Dracunculus vulgaris is nowhere near that size, but it does bring much of it’s giant cousins bizarre charm to the garden. Basically it’s very large, velvet textured, blood red and black flower, which has evolved to resemble a rotting corpse, with a smell to match – although only for a few days, luckily!
The species is native to the Balkans and enjoys the warmest spot you can find in the garden, where it will produce magnificent, heavily divided foliage and, just occasionally, one or two of those fantastical 90cm tall flowers.
Echium.

Echium pininana.
Echiums are another large-ish family of flowering plants, but it’s E. pininana, the so-called “Tree Echium” that makes the grade here. These plants are endemic to La Palma in the Canary Islands, but have also proved remarkably adaptable to British gardens, albeit in the most sheltered and warm positions.
E. pininana is a biennial. The plants produce a not-very-inspiring clump of low foliage in their first year of growth, but, if all has gone well and sufficient stores of energy have been built up, then year two will see an extraordinary tower emerge.

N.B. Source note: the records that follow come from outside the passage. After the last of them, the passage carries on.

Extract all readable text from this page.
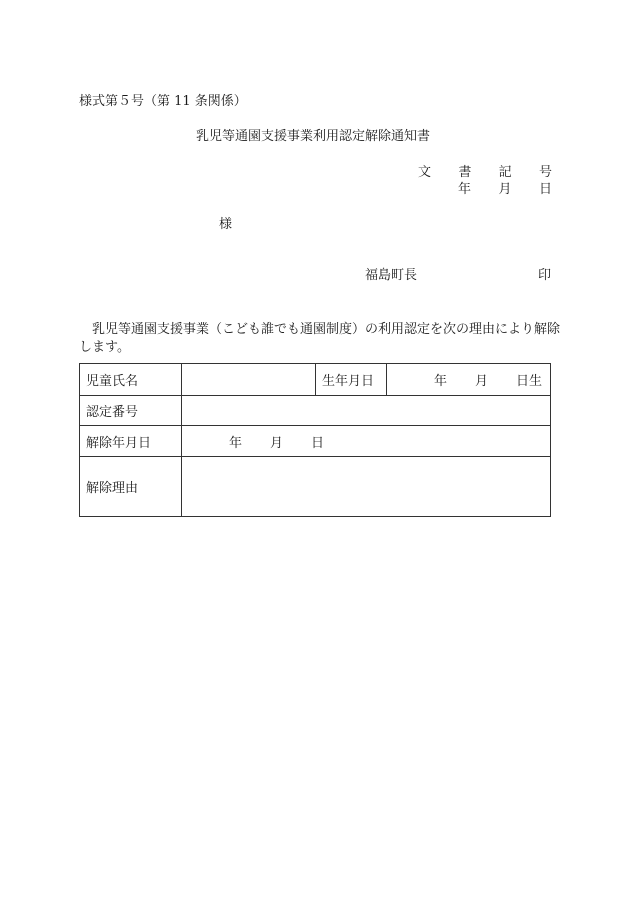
様式第５号（第 11 条関係）
乳児等通園支援事業利用認定解除通知書
文 書 記 号
年 月 日
様
福島町長	印
乳児等通園支援事業（こども誰でも通園制度）の利用認定を次の理由により解除します。
児童氏名		生年月日	年 月 日生
認定番号			
解除年月日	年 月 日		
解除理由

Densely packed with narrow foliage and many thousands of small blue flowers this soon becomes a giant flowering spike that can eventually reach 4 metres in height before setting seed and dying away altogether.
Cardiocrinum.

Cardiocrinum giganteum.
Not to be outdone in the giant stakes, Cardiocrinum giganteum is, essentially, a trumpet lily. But, as their name suggests, these are trumpet lilies that are keen to take the starring role in Jack-and-the-beanstalk, defying gravity to produce colossal, nearly 5-metre-tall flowering stems that are capable of putting even the loftiest Echium to shame.
It’s not just sheer size that Cardiocrinums have to offer though, their huge, pendulous white trumpets are also intoxicatingly fragrant and spectacularly beautiful, stained, as they are, with burgundy. Even the foliage is magnificent – each leaf up to 60cm across and highly glossy.
Like several of these plants, individual Cardiocrinum plants die after flowering (which can take 5 or more years from a young plant), but being bulbous they also produce a multitude of offset bulbs that can be grown on to form the next generation of giants.
They are really very hardy, but consideration should obviously be given to the size of the flowers and foliage and the most wind-sheltered spot selected, preferably with the protection of nearby trees. The more food and water the plants have access to then the bigger the flower spike that they can produce. What are you waiting for??